Вообще-то, к порядку в доме Полина относилась без рьяного фанатизма. В грязи не зарастала, конечно, но если вещь лежала не на месте, это её абсолютно не нервировало. И вот такие генеральные уборки случались непредсказуемо и нечасто. В этот раз, например, она просто не знала, чем себя занять, а сидеть сложа руки, ждать звонка от Назаренко, переживать, как там Сашка и думать о новой работе и новом начальстве — это же с ума сойти можно. А когда руки заняты, то и мысли дурные в голову не лезут.
Что странно, грядущая рабочая неделя её ничуть не напрягала. Совсем не было того гнетущего чувства, которое наваливалось каждое воскресенье на предыдущем месте работы.
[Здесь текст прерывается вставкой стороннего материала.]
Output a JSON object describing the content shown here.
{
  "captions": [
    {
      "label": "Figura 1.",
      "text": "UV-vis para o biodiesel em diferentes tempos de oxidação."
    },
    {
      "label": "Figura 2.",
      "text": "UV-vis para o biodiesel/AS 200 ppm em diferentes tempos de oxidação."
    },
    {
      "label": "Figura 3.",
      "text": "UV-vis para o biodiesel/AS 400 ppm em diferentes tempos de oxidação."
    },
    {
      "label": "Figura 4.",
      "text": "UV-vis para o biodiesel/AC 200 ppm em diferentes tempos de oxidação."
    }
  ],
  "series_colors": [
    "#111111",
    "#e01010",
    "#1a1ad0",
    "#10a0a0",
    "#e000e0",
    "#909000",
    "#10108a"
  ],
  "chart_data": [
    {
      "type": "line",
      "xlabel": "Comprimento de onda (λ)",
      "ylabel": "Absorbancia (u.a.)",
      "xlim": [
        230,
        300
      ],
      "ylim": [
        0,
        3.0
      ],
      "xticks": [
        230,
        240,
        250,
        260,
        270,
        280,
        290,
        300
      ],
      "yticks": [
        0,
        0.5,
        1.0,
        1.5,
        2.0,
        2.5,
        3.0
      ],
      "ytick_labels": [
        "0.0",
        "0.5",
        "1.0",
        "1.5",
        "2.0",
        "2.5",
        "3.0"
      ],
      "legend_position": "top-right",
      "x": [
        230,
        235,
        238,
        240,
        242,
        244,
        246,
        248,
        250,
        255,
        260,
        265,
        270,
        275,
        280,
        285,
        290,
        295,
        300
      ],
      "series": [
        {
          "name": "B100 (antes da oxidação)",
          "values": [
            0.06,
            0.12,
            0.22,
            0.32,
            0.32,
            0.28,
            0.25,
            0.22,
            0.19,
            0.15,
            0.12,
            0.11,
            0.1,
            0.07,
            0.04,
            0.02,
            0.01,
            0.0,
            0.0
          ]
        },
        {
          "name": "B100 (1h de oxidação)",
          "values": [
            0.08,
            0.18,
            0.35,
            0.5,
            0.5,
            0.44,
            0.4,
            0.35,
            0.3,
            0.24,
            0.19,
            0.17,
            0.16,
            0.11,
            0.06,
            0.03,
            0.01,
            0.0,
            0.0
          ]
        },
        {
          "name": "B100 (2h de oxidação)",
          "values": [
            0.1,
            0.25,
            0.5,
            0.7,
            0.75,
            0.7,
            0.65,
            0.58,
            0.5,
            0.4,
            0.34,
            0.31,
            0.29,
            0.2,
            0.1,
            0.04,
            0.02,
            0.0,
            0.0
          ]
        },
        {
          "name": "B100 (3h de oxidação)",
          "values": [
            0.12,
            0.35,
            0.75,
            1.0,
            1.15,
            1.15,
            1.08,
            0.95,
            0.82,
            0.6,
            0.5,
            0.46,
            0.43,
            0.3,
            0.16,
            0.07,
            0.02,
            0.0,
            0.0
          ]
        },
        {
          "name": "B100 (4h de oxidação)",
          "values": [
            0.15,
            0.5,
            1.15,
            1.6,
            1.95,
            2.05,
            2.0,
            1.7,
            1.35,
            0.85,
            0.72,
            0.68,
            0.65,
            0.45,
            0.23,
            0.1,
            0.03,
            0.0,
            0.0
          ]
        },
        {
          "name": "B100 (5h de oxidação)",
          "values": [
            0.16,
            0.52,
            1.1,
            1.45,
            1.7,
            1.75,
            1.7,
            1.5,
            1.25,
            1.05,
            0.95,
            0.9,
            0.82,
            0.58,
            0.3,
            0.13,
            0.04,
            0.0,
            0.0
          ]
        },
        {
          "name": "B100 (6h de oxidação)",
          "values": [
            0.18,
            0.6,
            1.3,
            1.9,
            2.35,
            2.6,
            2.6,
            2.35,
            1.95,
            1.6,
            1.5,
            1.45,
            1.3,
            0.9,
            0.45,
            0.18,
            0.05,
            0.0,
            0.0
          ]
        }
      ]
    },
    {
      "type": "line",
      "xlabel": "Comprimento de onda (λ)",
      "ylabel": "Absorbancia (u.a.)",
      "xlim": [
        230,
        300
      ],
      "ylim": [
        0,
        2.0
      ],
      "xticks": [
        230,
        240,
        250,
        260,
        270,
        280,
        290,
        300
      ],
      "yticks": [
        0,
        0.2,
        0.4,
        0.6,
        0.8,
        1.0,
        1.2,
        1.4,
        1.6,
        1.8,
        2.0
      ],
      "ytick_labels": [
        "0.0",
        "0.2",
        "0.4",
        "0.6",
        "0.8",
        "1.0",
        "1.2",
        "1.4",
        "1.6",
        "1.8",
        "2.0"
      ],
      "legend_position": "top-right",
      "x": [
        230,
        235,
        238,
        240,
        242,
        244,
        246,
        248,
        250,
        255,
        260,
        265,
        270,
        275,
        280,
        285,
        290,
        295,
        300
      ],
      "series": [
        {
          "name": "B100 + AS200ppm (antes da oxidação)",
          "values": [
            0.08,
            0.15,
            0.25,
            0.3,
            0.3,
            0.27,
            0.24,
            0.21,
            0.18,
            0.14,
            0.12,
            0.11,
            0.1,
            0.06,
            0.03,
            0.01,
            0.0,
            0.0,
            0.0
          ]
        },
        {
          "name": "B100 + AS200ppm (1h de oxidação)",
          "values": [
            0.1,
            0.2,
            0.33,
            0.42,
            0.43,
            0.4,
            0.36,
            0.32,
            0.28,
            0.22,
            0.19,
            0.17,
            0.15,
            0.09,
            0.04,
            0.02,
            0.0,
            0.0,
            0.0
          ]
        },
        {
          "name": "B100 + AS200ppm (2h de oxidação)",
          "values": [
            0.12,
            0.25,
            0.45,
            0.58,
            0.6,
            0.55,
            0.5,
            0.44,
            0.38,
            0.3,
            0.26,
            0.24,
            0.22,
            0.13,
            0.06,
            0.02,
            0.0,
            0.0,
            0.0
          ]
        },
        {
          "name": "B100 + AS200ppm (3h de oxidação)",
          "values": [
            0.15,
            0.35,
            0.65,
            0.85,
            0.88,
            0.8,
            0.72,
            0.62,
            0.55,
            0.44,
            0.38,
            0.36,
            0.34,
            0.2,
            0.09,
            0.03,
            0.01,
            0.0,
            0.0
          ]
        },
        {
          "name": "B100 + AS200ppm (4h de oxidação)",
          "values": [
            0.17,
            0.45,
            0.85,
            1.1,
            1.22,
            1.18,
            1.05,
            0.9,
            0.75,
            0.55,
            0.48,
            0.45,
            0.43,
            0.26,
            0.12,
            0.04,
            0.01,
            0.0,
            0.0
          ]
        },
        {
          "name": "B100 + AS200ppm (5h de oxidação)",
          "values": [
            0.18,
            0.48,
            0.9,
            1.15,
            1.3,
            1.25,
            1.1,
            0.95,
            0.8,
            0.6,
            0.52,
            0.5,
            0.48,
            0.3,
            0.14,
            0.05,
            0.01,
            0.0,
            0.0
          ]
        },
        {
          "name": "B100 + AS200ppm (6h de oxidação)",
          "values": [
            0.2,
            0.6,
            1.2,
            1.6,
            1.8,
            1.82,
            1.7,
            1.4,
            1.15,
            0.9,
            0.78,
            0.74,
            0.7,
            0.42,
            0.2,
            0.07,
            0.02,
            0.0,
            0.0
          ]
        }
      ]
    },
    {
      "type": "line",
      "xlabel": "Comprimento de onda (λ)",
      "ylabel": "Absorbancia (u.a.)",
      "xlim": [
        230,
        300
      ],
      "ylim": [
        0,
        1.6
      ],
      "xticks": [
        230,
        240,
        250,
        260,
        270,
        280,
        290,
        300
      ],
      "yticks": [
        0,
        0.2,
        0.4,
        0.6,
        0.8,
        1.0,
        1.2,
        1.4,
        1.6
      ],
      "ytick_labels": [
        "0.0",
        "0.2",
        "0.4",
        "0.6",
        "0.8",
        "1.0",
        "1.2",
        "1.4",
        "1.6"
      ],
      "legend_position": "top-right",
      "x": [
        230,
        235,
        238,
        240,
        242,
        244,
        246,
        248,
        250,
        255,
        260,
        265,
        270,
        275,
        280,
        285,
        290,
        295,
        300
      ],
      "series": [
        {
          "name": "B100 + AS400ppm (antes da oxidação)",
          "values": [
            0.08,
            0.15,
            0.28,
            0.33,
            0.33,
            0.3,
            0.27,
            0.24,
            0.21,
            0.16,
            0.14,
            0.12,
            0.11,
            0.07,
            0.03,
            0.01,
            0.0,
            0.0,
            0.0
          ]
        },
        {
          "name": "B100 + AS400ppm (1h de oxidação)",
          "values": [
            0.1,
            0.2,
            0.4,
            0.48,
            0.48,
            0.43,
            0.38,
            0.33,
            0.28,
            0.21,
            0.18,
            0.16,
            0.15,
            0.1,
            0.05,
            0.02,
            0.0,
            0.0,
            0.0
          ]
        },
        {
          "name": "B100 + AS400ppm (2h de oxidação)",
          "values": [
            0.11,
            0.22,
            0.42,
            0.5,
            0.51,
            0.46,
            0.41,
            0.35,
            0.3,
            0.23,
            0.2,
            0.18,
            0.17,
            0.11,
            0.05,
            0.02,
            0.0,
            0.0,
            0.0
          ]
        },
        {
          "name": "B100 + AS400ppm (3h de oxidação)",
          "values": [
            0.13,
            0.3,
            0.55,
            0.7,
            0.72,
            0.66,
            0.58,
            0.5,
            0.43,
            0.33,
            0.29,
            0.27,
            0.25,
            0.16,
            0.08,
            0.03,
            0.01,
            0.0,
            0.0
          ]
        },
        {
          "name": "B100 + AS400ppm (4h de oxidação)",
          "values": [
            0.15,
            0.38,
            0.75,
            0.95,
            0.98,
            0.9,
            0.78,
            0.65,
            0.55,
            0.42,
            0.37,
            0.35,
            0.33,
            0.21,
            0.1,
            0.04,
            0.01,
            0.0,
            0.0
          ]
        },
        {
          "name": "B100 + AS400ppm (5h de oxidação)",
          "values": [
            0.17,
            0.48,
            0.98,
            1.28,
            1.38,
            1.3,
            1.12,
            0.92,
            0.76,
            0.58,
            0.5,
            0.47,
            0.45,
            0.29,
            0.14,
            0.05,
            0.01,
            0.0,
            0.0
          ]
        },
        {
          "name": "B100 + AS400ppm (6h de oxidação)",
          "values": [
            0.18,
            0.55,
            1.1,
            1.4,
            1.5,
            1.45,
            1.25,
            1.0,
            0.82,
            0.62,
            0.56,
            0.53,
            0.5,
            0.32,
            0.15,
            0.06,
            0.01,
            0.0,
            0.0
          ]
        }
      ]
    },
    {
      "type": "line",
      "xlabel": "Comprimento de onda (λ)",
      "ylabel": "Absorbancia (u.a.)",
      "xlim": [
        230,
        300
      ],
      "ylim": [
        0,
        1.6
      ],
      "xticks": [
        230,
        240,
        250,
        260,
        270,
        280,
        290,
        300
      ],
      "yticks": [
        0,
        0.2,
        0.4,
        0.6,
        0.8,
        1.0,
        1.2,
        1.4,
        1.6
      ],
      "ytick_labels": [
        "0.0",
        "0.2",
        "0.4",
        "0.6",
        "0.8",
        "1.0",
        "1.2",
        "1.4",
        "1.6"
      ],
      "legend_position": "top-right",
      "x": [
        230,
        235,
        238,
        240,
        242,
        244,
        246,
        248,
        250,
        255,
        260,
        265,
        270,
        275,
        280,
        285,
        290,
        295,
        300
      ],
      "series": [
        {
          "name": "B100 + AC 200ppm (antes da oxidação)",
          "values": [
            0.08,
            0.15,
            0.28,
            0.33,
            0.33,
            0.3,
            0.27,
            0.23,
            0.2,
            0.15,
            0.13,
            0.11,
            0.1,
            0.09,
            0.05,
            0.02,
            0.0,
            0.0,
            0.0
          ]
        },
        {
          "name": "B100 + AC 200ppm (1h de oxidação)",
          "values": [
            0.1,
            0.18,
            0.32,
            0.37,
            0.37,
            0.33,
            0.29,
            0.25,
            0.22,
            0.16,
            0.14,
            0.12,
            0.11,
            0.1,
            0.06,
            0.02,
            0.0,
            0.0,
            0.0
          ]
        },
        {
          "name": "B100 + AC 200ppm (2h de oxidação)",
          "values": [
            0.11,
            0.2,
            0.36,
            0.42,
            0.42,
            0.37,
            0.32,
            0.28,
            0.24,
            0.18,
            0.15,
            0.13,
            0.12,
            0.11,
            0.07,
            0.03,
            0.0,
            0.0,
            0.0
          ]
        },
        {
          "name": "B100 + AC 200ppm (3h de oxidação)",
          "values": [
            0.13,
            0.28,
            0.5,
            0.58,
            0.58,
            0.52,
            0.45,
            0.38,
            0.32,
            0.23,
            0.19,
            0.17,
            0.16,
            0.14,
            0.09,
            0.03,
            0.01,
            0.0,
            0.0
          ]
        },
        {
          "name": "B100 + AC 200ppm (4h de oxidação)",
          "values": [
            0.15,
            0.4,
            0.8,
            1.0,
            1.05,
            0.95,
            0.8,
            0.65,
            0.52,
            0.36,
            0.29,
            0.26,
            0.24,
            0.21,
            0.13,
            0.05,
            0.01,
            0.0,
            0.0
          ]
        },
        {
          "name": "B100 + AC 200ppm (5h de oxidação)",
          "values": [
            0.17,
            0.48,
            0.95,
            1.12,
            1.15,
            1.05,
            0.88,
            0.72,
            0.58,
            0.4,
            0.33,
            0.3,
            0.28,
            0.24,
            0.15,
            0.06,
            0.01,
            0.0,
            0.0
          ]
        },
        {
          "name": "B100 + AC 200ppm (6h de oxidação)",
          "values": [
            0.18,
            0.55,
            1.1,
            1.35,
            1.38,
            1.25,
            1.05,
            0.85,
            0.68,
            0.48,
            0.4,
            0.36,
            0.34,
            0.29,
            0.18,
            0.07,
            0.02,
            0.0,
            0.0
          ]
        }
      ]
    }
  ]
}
Даже напротив, Полина отметила с удивлением, что в груди трепещет лёгкое, приятное волнение, похожее на предвкушение. Словно у старшеклассницы перед школьной дискотекой.
Хотя с чего бы ему взяться, предвкушению? Коллектив в «ЭлТелекоме» довольно сволочной. Взять хотя бы надменную секретаршу Алину, или перегарную кадровичку, или вот злючку-Лизу. Сама работа — тоже не предел мечтаний. Весь день копировать! Это же отупеть можно. И всё равно логика тут была бессильна — все такие понятные и очевидные минусы с лихвой перекрывал один лишь непонятный, но такой страстный взгляд господина Долматова. Даже под аккомпанемент оскорблений. Шлюховатый вид! Это же как обидно!
«Да это очень даже обидно! И оскорбительно. И несправедливо», — повторила она себе с назиданием, мол, опомнись, приди в чувство. Но сердце в ответ лишь радостно дрогнуло. Завтра она снова увидит его…
Полина разозлилась на себя. Что она как кошка, в самом-то деле? Где гордость? Где праведный гнев? Где… А может, и не увидит. У них ведь этажи разные. В пятницу, к примеру, они встретились в приёмной случайно. Если бы Лиза её не отправила с бумагами, если бы он в тот момент не вышел из кабинета… Хотя в таком наряде, какой она таки купила себе, лучше бы он её и впрямь не видел.
Нет, всё по дресс-коду: мышиного цвета блузка с длинными рукавами, простая и строгая, но ткань с претензией на атлас; чёрная юбка-карандаш чуть ниже колен, балетки. Только вот куплено всё это добро на китайском рынке. И беда не в том, что вещи дешёвые, а в том, что они вопиюще дешёвые, и это было видно. Это бросалось в глаза, прямо-таки кричало. Даже приглядываться особо не нужно, чтобы заметить, что материал третьесортный, что нитки торчат бахромой, что разухабистые строчки идут вкривь и вкось, а швы топорщатся. И если после стирки юбка более или менее разгладилась и села по фигуре, то блузка, напротив, превратилась в бесформенную тряпку. Надеть такую — и смело можно на паперть идти за подаянием.